A projectile is launched with speed v0 at an angle $$\theta$$ with respect to the horizontal. At the peak of its motion, it explodes into two pieces of equal mass, which continue to move in the original plane of motion. One piece strikes the ground a horizontal distance D farther from the launch point than the point directly below the explosion at a time t<v0sin$$\theta$$/g. How high does the other piece go? Answer in terms of v0, $$\theta$$, g, and t.

## Homework Equations

m1v1=m2v2
h=v02sin2($$\theta$$/g

## The Attempt at a Solution

I know I should be doing a momentum balance in the vertical direction before and after the collision, but I'm struggling to get the right equation. Any help would be appreciated

@jessicak
The way I see it is this: Firstly, focus on the fact that they both have equal mass, and the fact that at the peak of its motion, vertical velocity is zero, but the horizontal velocity keeps going. Look at conservation of momentum and see what happens. Secondly, the kinematic equation for both velocities have two components. One for horizontal, and the other vertical. Now, for the first piece, find the time it takes for it too hit the ground. Remember, the forward component and vertical components are separate, so only one of them decides the time it takes, then the other one decides the distance from explosion point.
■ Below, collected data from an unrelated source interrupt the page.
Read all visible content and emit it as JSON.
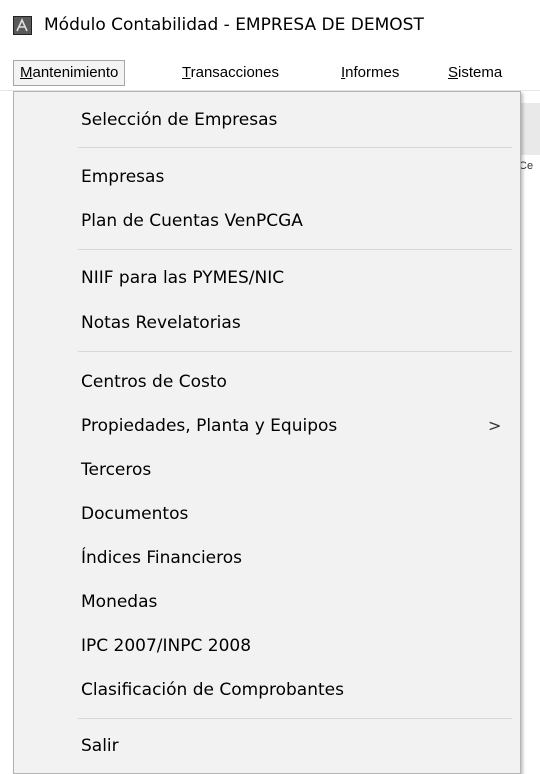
{
  "window": {
    "title": "Módulo Contabilidad - EMPRESA DE DEMOST",
    "icon": "app-logo-icon"
  },
  "menubar": {
    "items": [
      {
        "label": "Mantenimiento",
        "mnemonic": "M",
        "rest": "antenimiento",
        "open": true
      },
      {
        "label": "Transacciones",
        "mnemonic": "T",
        "rest": "ransacciones"
      },
      {
        "label": "Informes",
        "mnemonic": "I",
        "rest": "nformes"
      },
      {
        "label": "Sistema",
        "mnemonic": "S",
        "rest": "istema"
      }
    ]
  },
  "background": {
    "toolbar_fragment": "Ce"
  },
  "dropdown": {
    "items": [
      {
        "label": "Selección de Empresas"
      },
      {
        "label": "Empresas"
      },
      {
        "label": "Plan de Cuentas VenPCGA"
      },
      {
        "label": "NIIF para las PYMES/NIC"
      },
      {
        "label": "Notas Revelatorias"
      },
      {
        "label": "Centros de Costo"
      },
      {
        "label": "Propiedades, Planta y Equipos",
        "submenu_arrow": ">"
      },
      {
        "label": "Terceros"
      },
      {
        "label": "Documentos"
      },
      {
        "label": "Índices Financieros"
      },
      {
        "label": "Monedas"
      },
      {
        "label": "IPC 2007/INPC 2008"
      },
      {
        "label": "Clasificación de Comprobantes"
      },
      {
        "label": "Salir"
      }
    ]
  }
}
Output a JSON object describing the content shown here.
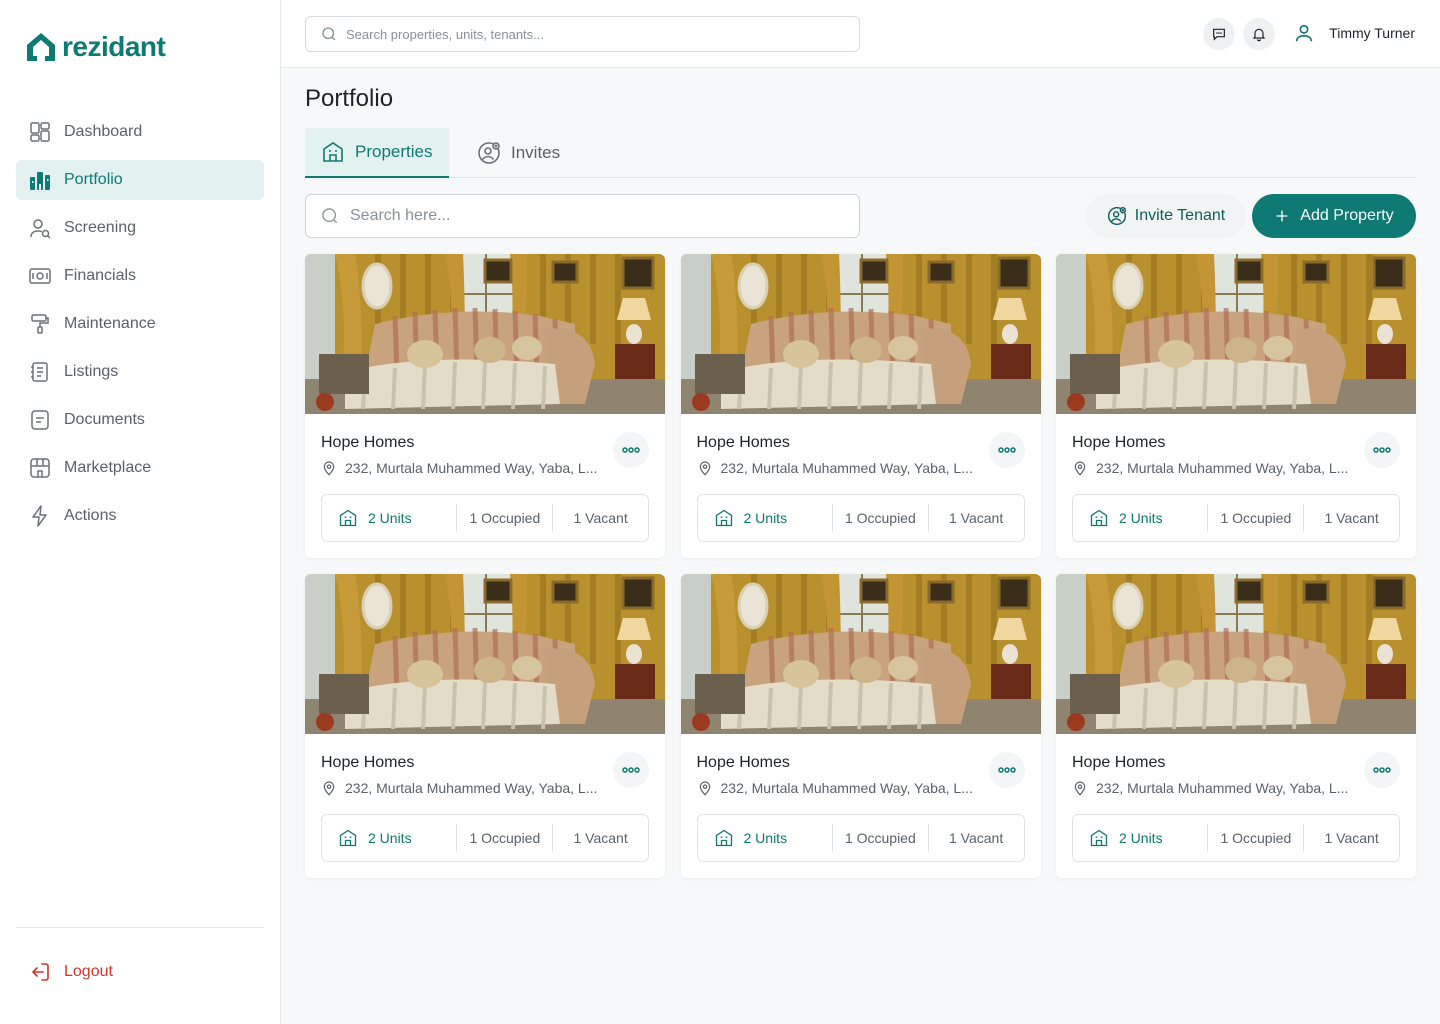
{
  "app": {
    "logo_text": "rezidant",
    "accent": "#0e7a73",
    "danger": "#d6332b"
  },
  "sidebar": {
    "items": [
      {
        "label": "Dashboard",
        "icon": "dashboard-icon"
      },
      {
        "label": "Portfolio",
        "icon": "portfolio-icon",
        "active": true
      },
      {
        "label": "Screening",
        "icon": "screening-icon"
      },
      {
        "label": "Financials",
        "icon": "financials-icon"
      },
      {
        "label": "Maintenance",
        "icon": "maintenance-icon"
      },
      {
        "label": "Listings",
        "icon": "listings-icon"
      },
      {
        "label": "Documents",
        "icon": "documents-icon"
      },
      {
        "label": "Marketplace",
        "icon": "marketplace-icon"
      },
      {
        "label": "Actions",
        "icon": "actions-icon"
      }
    ],
    "logout_label": "Logout"
  },
  "topbar": {
    "search_placeholder": "Search properties, units, tenants...",
    "user_name": "Timmy Turner"
  },
  "main": {
    "title": "Portfolio",
    "tabs": [
      {
        "label": "Properties",
        "active": true
      },
      {
        "label": "Invites"
      }
    ],
    "search_placeholder": "Search here...",
    "invite_label": "Invite Tenant",
    "add_label": "Add Property"
  },
  "cards": [
    {
      "name": "Hope Homes",
      "address": "232, Murtala Muhammed Way, Yaba, L...",
      "units": "2 Units",
      "occupied": "1 Occupied",
      "vacant": "1 Vacant"
    },
    {
      "name": "Hope Homes",
      "address": "232, Murtala Muhammed Way, Yaba, L...",
      "units": "2 Units",
      "occupied": "1 Occupied",
      "vacant": "1 Vacant"
    },
    {
      "name": "Hope Homes",
      "address": "232, Murtala Muhammed Way, Yaba, L...",
      "units": "2 Units",
      "occupied": "1 Occupied",
      "vacant": "1 Vacant"
    },
    {
      "name": "Hope Homes",
      "address": "232, Murtala Muhammed Way, Yaba, L...",
      "units": "2 Units",
      "occupied": "1 Occupied",
      "vacant": "1 Vacant"
    },
    {
      "name": "Hope Homes",
      "address": "232, Murtala Muhammed Way, Yaba, L...",
      "units": "2 Units",
      "occupied": "1 Occupied",
      "vacant": "1 Vacant"
    },
    {
      "name": "Hope Homes",
      "address": "232, Murtala Muhammed Way, Yaba, L...",
      "units": "2 Units",
      "occupied": "1 Occupied",
      "vacant": "1 Vacant"
    }
  ]
}
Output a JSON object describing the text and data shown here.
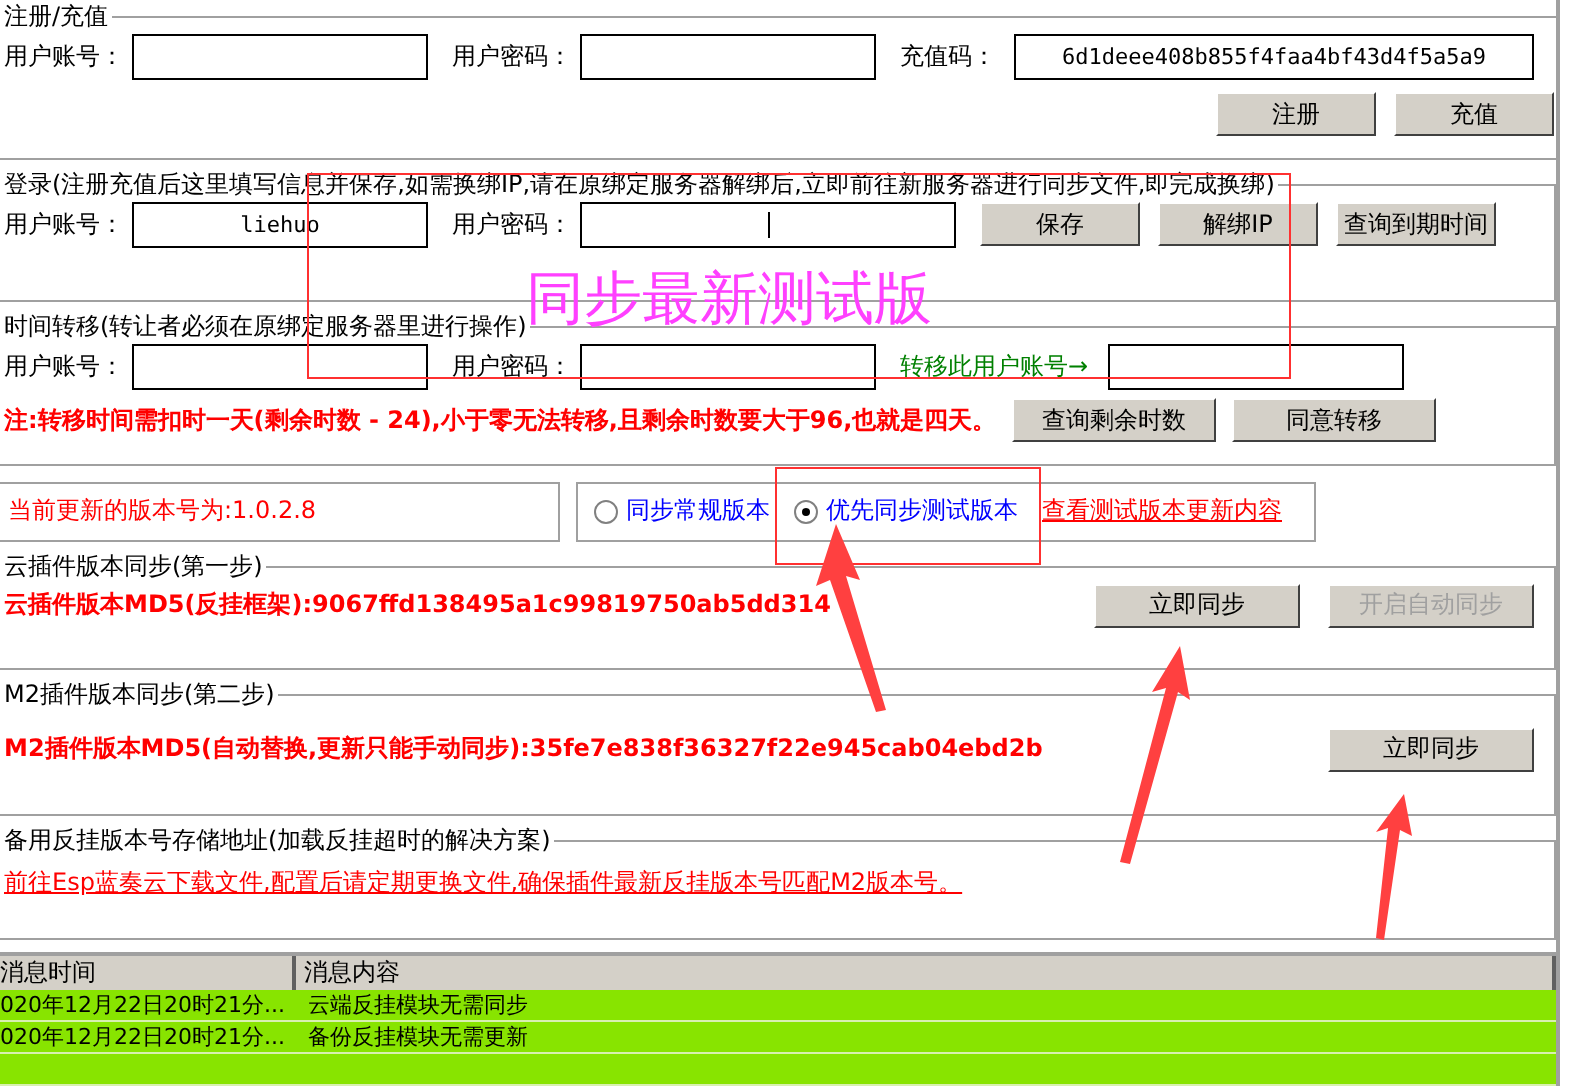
{
  "register": {
    "title": "注册/充值",
    "fields": [
      {
        "label": "用户账号："
      },
      {
        "label": "用户密码："
      },
      {
        "label": "充值码：",
        "value": "6d1deee408b855f4faa4bf43d4f5a5a9"
      }
    ],
    "buttons": [
      {
        "label": "注册",
        "disabled": false
      },
      {
        "label": "充值",
        "disabled": false
      }
    ]
  },
  "login": {
    "title": "登录(注册充值后这里填写信息并保存,如需换绑IP,请在原绑定服务器解绑后,立即前往新服务器进行同步文件,即完成换绑)",
    "fields": [
      {
        "label": "用户账号：",
        "value": "liehuo"
      },
      {
        "label": "用户密码：",
        "focused": true
      }
    ],
    "buttons": [
      {
        "label": "保存",
        "disabled": false
      },
      {
        "label": "解绑IP",
        "disabled": false
      },
      {
        "label": "查询到期时间",
        "disabled": false
      }
    ]
  },
  "transfer": {
    "title": "时间转移(转让者必须在原绑定服务器里进行操作)",
    "fields": [
      {
        "label": "用户账号："
      },
      {
        "label": "用户密码："
      },
      {
        "label": "转移此用户账号→"
      }
    ],
    "note": "注:转移时间需扣时一天(剩余时数 - 24),小于零无法转移,且剩余时数要大于96,也就是四天。",
    "buttons": [
      {
        "label": "查询剩余时数",
        "disabled": false
      },
      {
        "label": "同意转移",
        "disabled": false
      }
    ]
  },
  "version": {
    "current": "当前更新的版本号为:1.0.2.8",
    "radios": [
      {
        "label": "同步常规版本",
        "selected": false
      },
      {
        "label": "优先同步测试版本",
        "selected": true
      }
    ],
    "link": "查看测试版本更新内容"
  },
  "cloud_sync": {
    "title": "云插件版本同步(第一步)",
    "md5": "云插件版本MD5(反挂框架):9067ffd138495a1c99819750ab5dd314",
    "buttons": [
      {
        "label": "立即同步",
        "disabled": false
      },
      {
        "label": "开启自动同步",
        "disabled": true
      }
    ]
  },
  "m2_sync": {
    "title": "M2插件版本同步(第二步)",
    "md5": "M2插件版本MD5(自动替换,更新只能手动同步):35fe7e838f36327f22e945cab04ebd2b",
    "buttons": [
      {
        "label": "立即同步",
        "disabled": false
      }
    ]
  },
  "backup": {
    "title": "备用反挂版本号存储地址(加载反挂超时的解决方案)",
    "link": "前往Esp蓝奏云下载文件,配置后请定期更换文件,确保插件最新反挂版本号匹配M2版本号。"
  },
  "log": {
    "columns": [
      "消息时间",
      "消息内容"
    ],
    "rows": [
      {
        "time": "020年12月22日20时21分...",
        "message": "云端反挂模块无需同步"
      },
      {
        "time": "020年12月22日20时21分...",
        "message": "备份反挂模块无需更新"
      }
    ]
  },
  "annotation": {
    "text": "同步最新测试版"
  }
}
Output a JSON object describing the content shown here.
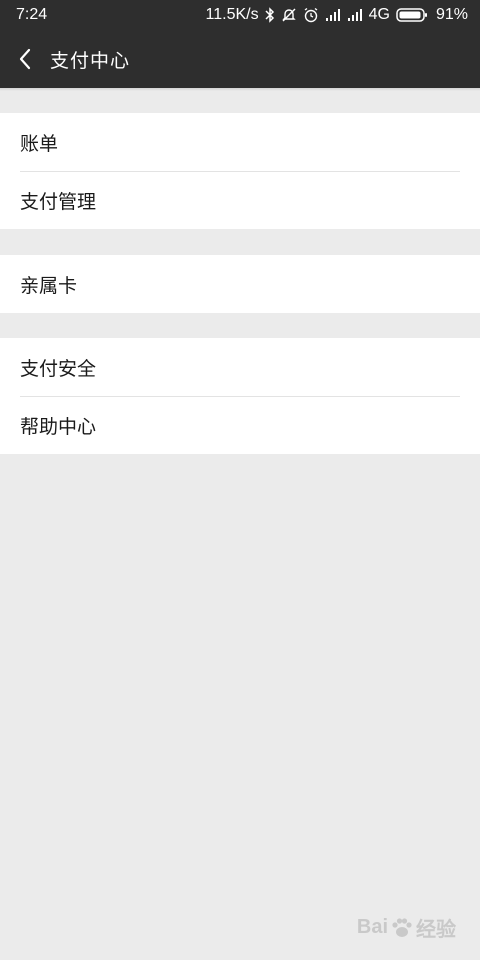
{
  "status_bar": {
    "time": "7:24",
    "net_speed": "11.5K/s",
    "network": "4G",
    "battery": "91%"
  },
  "header": {
    "title": "支付中心"
  },
  "menu_groups": [
    {
      "items": [
        {
          "label": "账单"
        },
        {
          "label": "支付管理"
        }
      ]
    },
    {
      "items": [
        {
          "label": "亲属卡"
        }
      ]
    },
    {
      "items": [
        {
          "label": "支付安全"
        },
        {
          "label": "帮助中心"
        }
      ]
    }
  ],
  "watermark": {
    "text_left": "Bai",
    "text_right": "经验"
  },
  "colors": {
    "header_bg": "#2e2e2e",
    "page_bg": "#ebebeb",
    "row_bg": "#ffffff"
  }
}
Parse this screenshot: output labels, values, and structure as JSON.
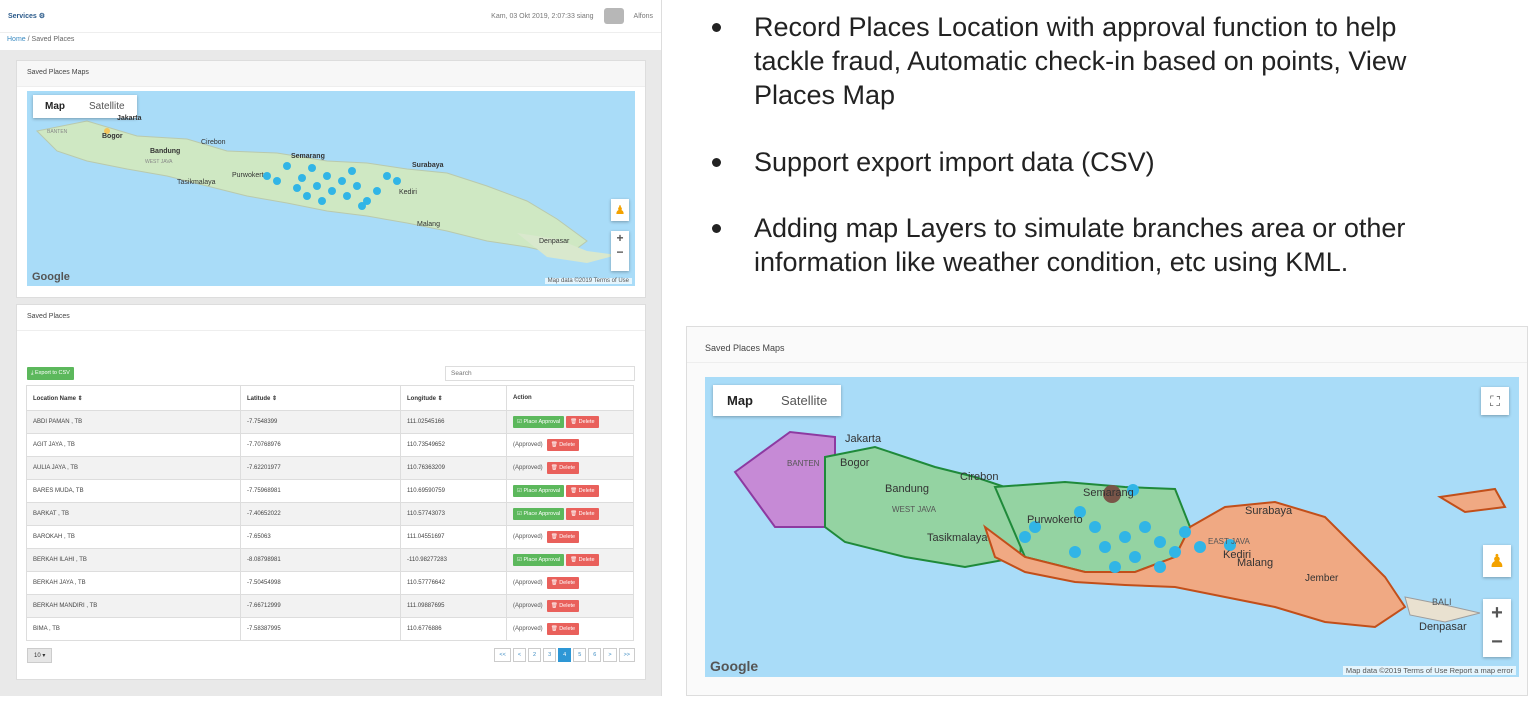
{
  "app": {
    "brand": "Services",
    "datetime": "Kam, 03 Okt 2019, 2:07:33 siang",
    "user": "Alfons"
  },
  "breadcrumb": {
    "home": "Home",
    "separator": "/",
    "current": "Saved Places"
  },
  "maps_panel": {
    "title": "Saved Places Maps",
    "map_tab": "Map",
    "satellite_tab": "Satellite",
    "google": "Google",
    "footer": "Map data ©2019   Terms of Use",
    "zoom_in": "+",
    "zoom_out": "−",
    "cities": [
      "Jakarta",
      "Bogor",
      "Cirebon",
      "Bandung",
      "Semarang",
      "Surabaya",
      "Tasikmalaya",
      "Purwokerto",
      "Kediri",
      "Malang",
      "Denpasar",
      "BANTEN",
      "WEST JAVA"
    ]
  },
  "places_panel": {
    "title": "Saved Places",
    "export_button": "Export to CSV",
    "search_placeholder": "Search",
    "columns": [
      "Location Name",
      "Latitude",
      "Longitude",
      "Action"
    ],
    "approve_label": "Place Approval",
    "delete_label": "Delete",
    "approved_label": "(Approved)",
    "rows": [
      {
        "name": "ABDI PAMAN , TB",
        "lat": "-7.7548399",
        "lng": "111.02545166",
        "approved": false
      },
      {
        "name": "AGIT JAYA , TB",
        "lat": "-7.70768976",
        "lng": "110.73549652",
        "approved": true
      },
      {
        "name": "AULIA JAYA , TB",
        "lat": "-7.62201977",
        "lng": "110.76363209",
        "approved": true
      },
      {
        "name": "BARES MUDA, TB",
        "lat": "-7.75968981",
        "lng": "110.69590759",
        "approved": false
      },
      {
        "name": "BARKAT , TB",
        "lat": "-7.40652022",
        "lng": "110.57743073",
        "approved": false
      },
      {
        "name": "BAROKAH , TB",
        "lat": "-7.65063",
        "lng": "111.04551697",
        "approved": true
      },
      {
        "name": "BERKAH ILAHI , TB",
        "lat": "-8.08798981",
        "lng": "-110.98277283",
        "approved": false
      },
      {
        "name": "BERKAH JAYA , TB",
        "lat": "-7.50454998",
        "lng": "110.57776642",
        "approved": true
      },
      {
        "name": "BERKAH MANDIRI , TB",
        "lat": "-7.66712999",
        "lng": "111.09887695",
        "approved": true
      },
      {
        "name": "BIMA , TB",
        "lat": "-7.58387995",
        "lng": "110.6776886",
        "approved": true
      }
    ],
    "page_size": "10 ▾",
    "pager": [
      "<<",
      "<",
      "2",
      "3",
      "4",
      "5",
      "6",
      ">",
      ">>"
    ],
    "active_page": "4"
  },
  "bullets": [
    "Record Places Location with approval function to help tackle fraud, Automatic check-in based on points, View Places Map",
    "Support export import data (CSV)",
    "Adding map Layers to simulate branches area or other information like weather condition, etc using KML."
  ],
  "kml_panel": {
    "title": "Saved Places Maps",
    "map_tab": "Map",
    "satellite_tab": "Satellite",
    "google": "Google",
    "footer": "Map data ©2019   Terms of Use   Report a map error",
    "cities": [
      "Jakarta",
      "Bogor",
      "Cirebon",
      "Bandung",
      "WEST JAVA",
      "Tasikmalaya",
      "Purwokerto",
      "Semarang",
      "Surabaya",
      "Kediri",
      "Malang",
      "Jember",
      "BALI",
      "Denpasar",
      "BANTEN",
      "EAST JAVA"
    ]
  },
  "colors": {
    "accent": "#2e97d5",
    "green": "#5cb85c",
    "red": "#e9605b",
    "water": "#a9dcf8",
    "pin": "#31b5e6"
  }
}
Hmmm... I'm still very lost. If I take into consideration the time it takes for the first piece to reach the ground, how does that help me find the height of the second piece?

Find the kinematic equation of the second piece right when it explodes. And the best part is that since you are only finding the height, for this one, you don't have to take account of the horizontal velocity.

The general kinematic equation for height of a projectile is
h= v02sin2$$\theta$$/g

How can I adjust this for the explosion? (I think time fits in there somehow)

Why is there no time component for that kinematic equation? Either that, or it is probably at maximum height at which the explosion happens.

BTW, the way I derived that equation, I got:

$$h=\frac{v^2sin^2\theta}{2g}$$

Are you sure there is no two in the denominator?

I'm pretty sure it's just g in the denominator if I'm remembering correctly.

@iRaid
Yep, you are right, I got clumsy in one of the steps. :)

Unfortunately, my online homework does not accept that answer as correct. However, I am confident that time needs to be present somewhere, as the question distinctly asks for it.